UX considered harmful

A metaphor

I live in a region without public transport (but plenty of public roads) and at some distance from the nearest city. When I need to go into town I have three options to choose from. I have a bicycle, a motorcycle, and a car.

The bicycle experience is the worst. In the summer I experience the heat in full effect and in other seasons the cold and wind. When it rains I get wet. I might be able to pedal hard enough to keep my body temperature up but I am still encumbered by my wet clothes. When I sweat it gets into my clothes, when my clothes get salty they take longer to dry, and when they are dry they are stiff and abrasive. When the road is rough my butt and hands are assaulted by vibration. As I bicycle I must monitor vehicle performance and perform preventative maintenance. I can't carry much cargo. Many roads are too busy to ride on and I must make detours. My bodie's metabolic rate has to be altered to sustain long distance travel. The user experience is poor.

The motorcycle experience is better. With it I travel at the highest speed of the three and over almost as many paths as the bicycle. The motorcycle seat is at the same height as the bicycle but it is softer and I can sit straight up. I have larger panniers and can carry more gear and it can fit one or two passengers. It is the loudest of three. My helmet dampens the noise of the wind but it should not dampen so much noise that I cannot hear the engine. I must pay attention to the sound and vibration of the engine and manually shift the transmission gearing to maintain speed. I can wear more clothes than the bicycle but the wind is colder. The weight of the vehicle requires more traction than the bicycle and it handles poorly in rain, ice, and snow. Of the three the motorcycle puts the user in the most danger.

The car usually has a better experience than the motorcycle, depending on the weather. I sit in an enclosed cabin with temperature control. Vibration is mostly imperceptible and I experience no wind. I sit in a seat with back support, I can adjust the height and pitch, and it is even self-warming. I can comfortably carry four passengers and twice that if necessary. I can listen to music and watch videos from the car's console. I must follow the laws of the road more closely than I would with a two wheeled vehicle, but feel much safer and I don't pay as much attention to other drivers and the road surface. I can eat and drink while diving.

Clearly the car has the most optimized user experience and provides the most user safety. It would be easy to always choose the option with the best experience.

Unfortunately life is complicated, and in this case the best experience has the worst long time outcomes and the most moral hazard. That might sound like a bold claim but I am legally required to have that moral hazard audited and insured against by a third party.

Is there a trade-off here between my user-experience and inflicting death or crippling injuries on the people around me?

Does a touch-screen vehicle entertainment-center optimize your engagement?

Does a taller and heavier vehicle optimize your safety?

Discount user-experience, optimize social-outcome.

sociopath:
A person with a personality disorder marked by antisocial behavior, a pervasive pattern of disregard for and violation of the rights of others that begins in childhood or early adolescence and continues into adulthood.

idiot:
A person who makes stupid decisions; a fool.

idiota (Latin), ἰδιώτης (Greek):
A private person, one not engaged in public affairs.
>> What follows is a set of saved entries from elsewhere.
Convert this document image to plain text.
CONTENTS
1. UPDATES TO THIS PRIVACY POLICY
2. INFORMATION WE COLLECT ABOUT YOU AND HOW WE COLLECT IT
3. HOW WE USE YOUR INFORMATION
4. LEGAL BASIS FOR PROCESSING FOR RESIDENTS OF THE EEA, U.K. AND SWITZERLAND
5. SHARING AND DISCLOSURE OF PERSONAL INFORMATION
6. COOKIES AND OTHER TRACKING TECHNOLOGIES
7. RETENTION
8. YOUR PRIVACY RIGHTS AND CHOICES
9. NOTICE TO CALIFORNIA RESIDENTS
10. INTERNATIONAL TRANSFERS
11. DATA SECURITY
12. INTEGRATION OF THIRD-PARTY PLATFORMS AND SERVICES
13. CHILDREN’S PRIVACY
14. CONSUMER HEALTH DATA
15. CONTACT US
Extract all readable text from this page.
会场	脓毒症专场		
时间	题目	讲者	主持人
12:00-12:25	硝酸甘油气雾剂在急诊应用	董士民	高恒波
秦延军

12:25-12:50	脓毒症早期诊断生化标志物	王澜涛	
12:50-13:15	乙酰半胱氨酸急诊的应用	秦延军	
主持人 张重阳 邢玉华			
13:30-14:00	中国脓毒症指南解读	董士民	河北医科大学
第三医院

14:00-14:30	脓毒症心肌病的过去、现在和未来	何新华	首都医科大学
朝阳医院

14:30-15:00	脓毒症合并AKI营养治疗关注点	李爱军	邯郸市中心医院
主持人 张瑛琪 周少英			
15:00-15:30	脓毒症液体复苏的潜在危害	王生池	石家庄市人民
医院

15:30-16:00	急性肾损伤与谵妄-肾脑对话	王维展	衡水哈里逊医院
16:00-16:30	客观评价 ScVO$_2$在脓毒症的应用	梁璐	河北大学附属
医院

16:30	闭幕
A person that "optimizes user-engagement" either a sociopath or an idiot in the thrall of a sociopath. I attribute my level of engagement with software to personality flaw, but I do it because I believe I can make a better outcome for others, and my optimized outcome is one with minimal software engagement. I won't go into detail on why UX is bad because I don't engage with concepts that are described by two-letter initialisms.

To make another metaphor, I enjoy going to the university library and reading dusty computer-science books. The experience is not as optimized as watching videos of talks or indulging in cyberpunk stories, but after hours of staring at black squiggles on bleached tree pulp with only ambient lighting the colors and the conversations of the world outside the library become more vivid. I choose the lesser experience because I prefer the richer outcome. I engage with a book at my own pace, on my own terms, and so long as I can take something from it after I put it back on the shelf.

Most of the students I see at the library have a different experience, they do not take the stairs to up to the stacks. They study in the cafe or in the glass cells on the ground floor, where in any direction you look you will see no less than two video displays. The university wants it made obvious that it values the user-experience of prospective high-school students.

Watching a how-to video is certainly more optimized than a learning process that leaves your hands sore and bleeding. Upvoting a friend's comment you agree with is a more optimized experience then sympathizing with a stranger you disagree with. I see no end to a list of examples where "user-experience" degrades outcome.

If optimizing experience over outcome ever gives you a feeling of shame, don't disregard that shame. That is your common sense overriding a shallow and temporary sense of accomplishment.